Define Multiparty System.
Multiparty system means the presence of several equally influential political parties in the country. Several political parties are actively involved in the political process elections are contested by a large number of political parties.

Question 46.
Name some countries which have Multiparty System.
Some countries which have multiparty system are: India, Switzerland, Japan, Italy and France.

Question 47.
What are the six main functions of political parties?
The six main functions of political parties are:
(1) Formation of public opinion.
(2) Act as agencies of political education.
(3) Valuable agencies for recruitment of leaders.
(4) Formulation of Demands.
(5) Aggregation of public demands and taking these to the government.
(6) Formation of government or acting as opposition parties.

Question 48.
What is the merits of political parties?
The merits of political parties are:
(1) Essential democratic actors of politics.
(2) Political parties are a source of rational unit.
(3) Political parties in opposition keep the government under check.
(4) Political parties are vital links between the people and their government.
(5) Parties act an agencies for the formulation of public opinion.

Question 49.
What is the demerits of political parties?
The demerits in political parties are:
(1) Political parties are a source of divisions among the people.
(2) Political parties cannot reflect and clarify public opinion.
(3) Political parties are always dominated by rich people.
(4) Political parties are a source of disharmony and unhealthy opposition.
(5) Political parties are a source of dirty party politics and delays in law-making.
(6) Often give more importance to their interests over the national interests.

Question 50.
What is the role of political parties in a democracy?
Political parties are essential for every democratic state. These act as the basic actors in politics. These continuously participate in the political process. In particular, these always contest elections. When a political party or an alliance of some political parties gets a majority, it forms the government and other parties act as opposition parties.

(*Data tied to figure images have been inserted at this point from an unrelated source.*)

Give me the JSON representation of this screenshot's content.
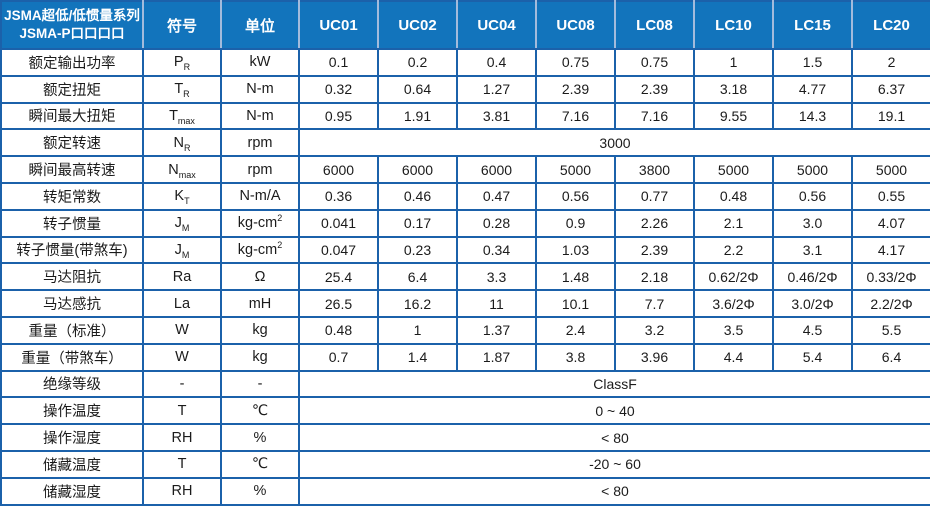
{
  "table": {
    "title_line1": "JSMA超低/低惯量系列",
    "title_line2": "JSMA-P口口口口",
    "col_symbol": "符号",
    "col_unit": "单位",
    "models": [
      "UC01",
      "UC02",
      "UC04",
      "UC08",
      "LC08",
      "LC10",
      "LC15",
      "LC20"
    ],
    "colors": {
      "header_bg": "#1274bc",
      "header_text": "#ffffff",
      "grid_border": "#1b61aa",
      "header_separator": "#a3bbdc",
      "body_text": "#1b1b1b"
    },
    "rows": [
      {
        "label": "额定输出功率",
        "symbol": "P",
        "sub": "R",
        "unit": "kW",
        "values": [
          "0.1",
          "0.2",
          "0.4",
          "0.75",
          "0.75",
          "1",
          "1.5",
          "2"
        ]
      },
      {
        "label": "额定扭矩",
        "symbol": "T",
        "sub": "R",
        "unit": "N-m",
        "values": [
          "0.32",
          "0.64",
          "1.27",
          "2.39",
          "2.39",
          "3.18",
          "4.77",
          "6.37"
        ]
      },
      {
        "label": "瞬间最大扭矩",
        "symbol": "T",
        "sub": "max",
        "unit": "N-m",
        "values": [
          "0.95",
          "1.91",
          "3.81",
          "7.16",
          "7.16",
          "9.55",
          "14.3",
          "19.1"
        ]
      },
      {
        "label": "额定转速",
        "symbol": "N",
        "sub": "R",
        "unit": "rpm",
        "merged": "3000"
      },
      {
        "label": "瞬间最高转速",
        "symbol": "N",
        "sub": "max",
        "unit": "rpm",
        "values": [
          "6000",
          "6000",
          "6000",
          "5000",
          "3800",
          "5000",
          "5000",
          "5000"
        ]
      },
      {
        "label": "转矩常数",
        "symbol": "K",
        "sub": "T",
        "unit": "N-m/A",
        "values": [
          "0.36",
          "0.46",
          "0.47",
          "0.56",
          "0.77",
          "0.48",
          "0.56",
          "0.55"
        ]
      },
      {
        "label": "转子惯量",
        "symbol": "J",
        "sub": "M",
        "unit": "kg-cm",
        "unit_sup": "2",
        "values": [
          "0.041",
          "0.17",
          "0.28",
          "0.9",
          "2.26",
          "2.1",
          "3.0",
          "4.07"
        ]
      },
      {
        "label": "转子惯量(带煞车)",
        "symbol": "J",
        "sub": "M",
        "unit": "kg-cm",
        "unit_sup": "2",
        "values": [
          "0.047",
          "0.23",
          "0.34",
          "1.03",
          "2.39",
          "2.2",
          "3.1",
          "4.17"
        ]
      },
      {
        "label": "马达阻抗",
        "symbol": "Ra",
        "unit": "Ω",
        "values": [
          "25.4",
          "6.4",
          "3.3",
          "1.48",
          "2.18",
          "0.62/2Φ",
          "0.46/2Φ",
          "0.33/2Φ"
        ]
      },
      {
        "label": "马达感抗",
        "symbol": "La",
        "unit": "mH",
        "values": [
          "26.5",
          "16.2",
          "11",
          "10.1",
          "7.7",
          "3.6/2Φ",
          "3.0/2Φ",
          "2.2/2Φ"
        ]
      },
      {
        "label": "重量（标准）",
        "symbol": "W",
        "unit": "kg",
        "values": [
          "0.48",
          "1",
          "1.37",
          "2.4",
          "3.2",
          "3.5",
          "4.5",
          "5.5"
        ]
      },
      {
        "label": "重量（带煞车）",
        "symbol": "W",
        "unit": "kg",
        "values": [
          "0.7",
          "1.4",
          "1.87",
          "3.8",
          "3.96",
          "4.4",
          "5.4",
          "6.4"
        ]
      },
      {
        "label": "绝缘等级",
        "symbol": "-",
        "unit": "-",
        "merged": "ClassF"
      },
      {
        "label": "操作温度",
        "symbol": "T",
        "unit": "℃",
        "merged": "0 ~ 40"
      },
      {
        "label": "操作湿度",
        "symbol": "RH",
        "unit": "%",
        "merged": "< 80"
      },
      {
        "label": "储藏温度",
        "symbol": "T",
        "unit": "℃",
        "merged": "-20 ~ 60"
      },
      {
        "label": "储藏湿度",
        "symbol": "RH",
        "unit": "%",
        "merged": "< 80"
      }
    ]
  }
}
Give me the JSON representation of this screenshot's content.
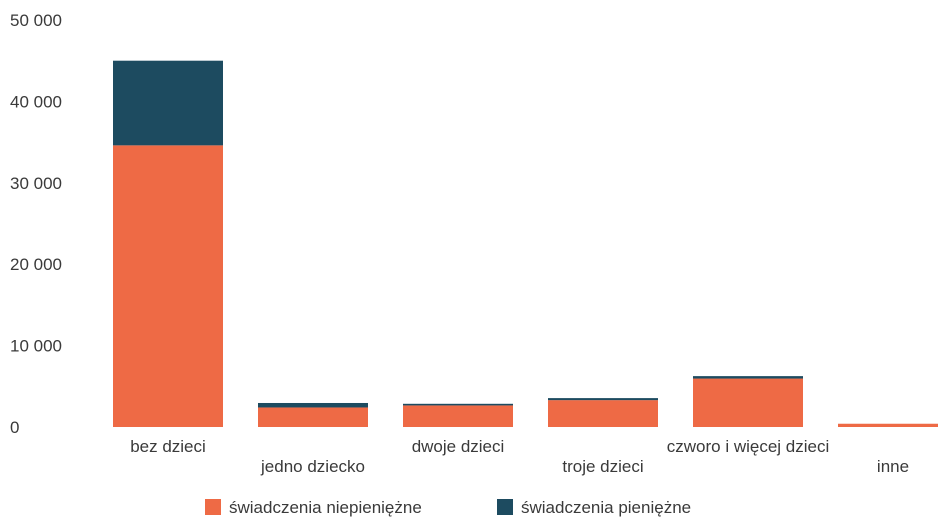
{
  "chart_data": {
    "type": "bar",
    "stacked": true,
    "title": "",
    "xlabel": "",
    "ylabel": "",
    "ylim": [
      0,
      50000
    ],
    "yticks": [
      0,
      10000,
      20000,
      30000,
      40000,
      50000
    ],
    "ytick_labels": [
      "0",
      "10 000",
      "20 000",
      "30 000",
      "40 000",
      "50 000"
    ],
    "grid": false,
    "legend_position": "bottom",
    "categories": [
      "bez dzieci",
      "jedno dziecko",
      "dwoje dzieci",
      "troje dzieci",
      "czworo i więcej dzieci",
      "inne"
    ],
    "series": [
      {
        "name": "świadczenia niepieniężne",
        "color": "#ee6a45",
        "values": [
          34600,
          2400,
          2650,
          3300,
          5950,
          400
        ]
      },
      {
        "name": "świadczenia pieniężne",
        "color": "#1d4b60",
        "values": [
          10400,
          550,
          200,
          250,
          300,
          0
        ]
      }
    ]
  }
}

CHSE Odisha Class 12 Political Science Unit 1 Democracy in India Short Answer Questions

Question 51.
What is the meaning of “No party No Democracy”?
Political parties are totally essential for the functioning of democracy. Without political parties elections cannot be held, government-making cannot be really done, there can be no real check in the exercise of government power, public opinion remains ambiguous and people do not get a real political party, no democratic government can really function. The absence of political parties means the presence of unreal democracy.